Think 1 through 5. Multiplication wins. 1+4 and 2+3 both equal 5. Duplicates shrink the sum set. Multiplication scatters everything wider.
Switch the input. Use powers of two. 1, 2, 04, 08, 16. Now addition creates distinct totals. Multiplication just makes more powers. The sum set balloons.
Erdős set the bar for how “small” the larger set could possibly be. He claimed this held for any set.
Bloom broke the bar.
Not with complex geometry. With high dimensions. By creating a numerical progression across multiple dimensions simultaneously, he found a set where both the sums and the products stayed small. Smaller than Erdős allowed.
“The construction is so simple,” Bloom admitted.
Really simple.
Misha Rudnev from the University of Bristol called it a contact sport.
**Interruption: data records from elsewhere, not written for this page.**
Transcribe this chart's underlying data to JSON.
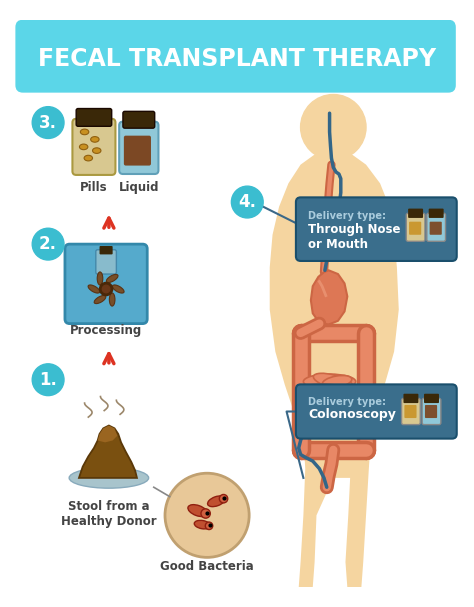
{
  "title": "FECAL TRANSPLANT THERAPY",
  "title_bg_top": "#5BD6E8",
  "title_bg_bot": "#2AAAC0",
  "title_text_color": "#FFFFFF",
  "bg_color": "#FFFFFF",
  "body_silhouette": "#F5D5A0",
  "body_shadow": "#ECC080",
  "intestine_outer": "#CC6644",
  "intestine_inner": "#E88866",
  "intestine_dark": "#BB5533",
  "stomach_color": "#DD7755",
  "step_circle_color": "#3BBDD0",
  "step_text_color": "#FFFFFF",
  "arrow_color": "#DD3322",
  "delivery_box_color": "#3A6E8C",
  "delivery_label_color": "#AACCDD",
  "delivery_text_color": "#FFFFFF",
  "label_color": "#444444",
  "processing_box_color": "#55AACC",
  "processing_box_dark": "#3388AA",
  "stool_color": "#7A5010",
  "stool_dark": "#5A3808",
  "stool_base_color": "#A8C4CC",
  "bacteria_circle_color": "#E8C898",
  "bacteria_body_color": "#C05030",
  "tube_color": "#336688",
  "pill_bottle_color": "#D8C890",
  "pill_bottle_dark": "#AA9940",
  "pill_cap_color": "#3A2808",
  "pill_color": "#C89020",
  "liquid_bottle_color": "#90C8D8",
  "liquid_bottle_dark": "#60A0B8",
  "liquid_color": "#7A3A10",
  "line_color": "#3A6888",
  "steps": [
    "1.",
    "2.",
    "3."
  ],
  "step4": "4.",
  "step1_label": "Stool from a\nHealthy Donor",
  "step2_label": "Processing",
  "step3_pills_label": "Pills",
  "step3_liquid_label": "Liquid",
  "good_bacteria_label": "Good Bacteria",
  "delivery1_label": "Delivery type:",
  "delivery1_text": "Through Nose\nor Mouth",
  "delivery2_label": "Delivery type:",
  "delivery2_text": "Colonoscopy"
}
When a new idea drops, good mathematicians run on zero sleep. They find applications fast. Rudnev notes that Erdős originally guessed this logic worked for integers. Whole numbers.
Does the human proof hold up there?
Yes. Bloom agrees. The exotic number system his team used gets wildly complicated as the set grows. Integers are still safe. The mystery remains intact for standard math. But the general conjecture? Dead.
The real takeaway isn’t the answer. It’s the door the AI opened. Problems looking geometric might actually need number theory.
Who solves geometry? Geometers. Who solves number theory? Algebraists. They rarely talk. Now they have to.
A whole new community just woke up. And the math hasn’t finished breaking yet.